Recém-nascido: entenda por que menos é mais na proteção do bebê
Anamaria
A chegada de um filho transforma completamente a dinâmica de um casal, exigindo um aprendizado constante e ajustes diários que não vêm escritos em nenhum manual. Para quem está vivendo a experiência pela primeira vez, o desafio é equilibrar o carinho com a vigilância necessária para garantir que o ambiente seja inofensivo.

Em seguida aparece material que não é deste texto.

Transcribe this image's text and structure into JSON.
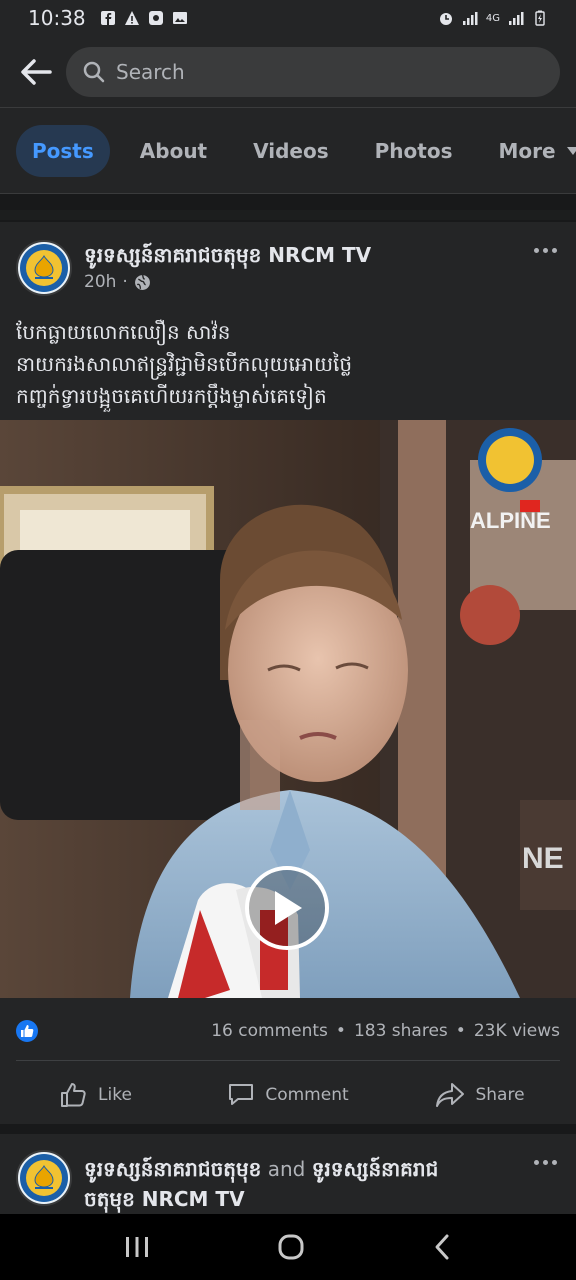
{
  "status_bar": {
    "time": "10:38",
    "network_label": "4G"
  },
  "search": {
    "placeholder": "Search"
  },
  "tabs": [
    {
      "label": "Posts",
      "active": true
    },
    {
      "label": "About",
      "active": false
    },
    {
      "label": "Videos",
      "active": false
    },
    {
      "label": "Photos",
      "active": false
    },
    {
      "label": "More",
      "active": false
    }
  ],
  "post": {
    "page_name": "ទូរទស្សន៍នាគរាជចតុមុខ NRCM TV",
    "time": "20h",
    "text": "បែកធ្លាយលោកឈឿន សាវ៉ន\nនាយករងសាលាឥន្ទ្រវិជ្ជាមិនបើកលុយអោយថ្លៃ\nកញ្ចក់ទ្វារបង្អួចគេហើយរកប្តឹងម្ចាស់គេទៀត",
    "video": {
      "brand_text": "ALPINE"
    },
    "stats": {
      "comments": "16 comments",
      "shares": "183 shares",
      "views": "23K views"
    },
    "actions": {
      "like": "Like",
      "comment": "Comment",
      "share": "Share"
    }
  },
  "post2": {
    "name_a": "ទូរទស្សន៍នាគរាជចតុមុខ",
    "conjunction": "and",
    "name_b": "ទូរទស្សន៍នាគរាជ",
    "name_b_cont": "ចតុមុខ NRCM TV"
  },
  "colors": {
    "background": "#18191a",
    "card": "#242526",
    "accent": "#4599ff",
    "active_tab_bg": "#263951",
    "like_blue": "#1877f2"
  }
}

Muitas vezes, o que coloca a criança em perigo não é o descuido ou a falta de afeto, mas a simples ausência de orientações técnicas. “Para os pais de primeira viagem é um aprendizado prático, sem fórmulas mágicas, e por isso, o foco deve ser em se antecipar aos riscos e ter uma observação ativa, muitas vezes buscando apoio em leituras especializadas ou profissionais que podem auxiliá-los nesta fase”, afirma a doula pós-parto e babá profissional Tatiane Dias de Oliveira, conhecida como Nanny Thaty.
A fragilidade dos primeiros meses
Os recém-nascidos possuem um sistema nervoso ainda em desenvolvimento, o que torna a sua cognição e reações físicas limitadas. Por essa razão, eles dependem totalmente de quem os cuida para cada movimento e proteção. Atuar com base no improviso pode ser perigoso, sendo necessário tomar decisões baseadas em evidências para evitar asfixia ou quedas.
“Os recém-nascidos são muito frágeis e precisam de atenção permanente, pois seu sistema nervoso central e periférico ainda é bem imaturo, afetando diretamente a sua cognição, portanto, essa é uma fase em que ele vai precisar ser ajudado em tudo, e quem cuida de uma criança recém-nascida tem uma responsabilidade vital, não podendo agir no improviso. É necessário tomar decisões técnicas, baseadas em evidências para prevenir riscos reais”, explica Tatiane.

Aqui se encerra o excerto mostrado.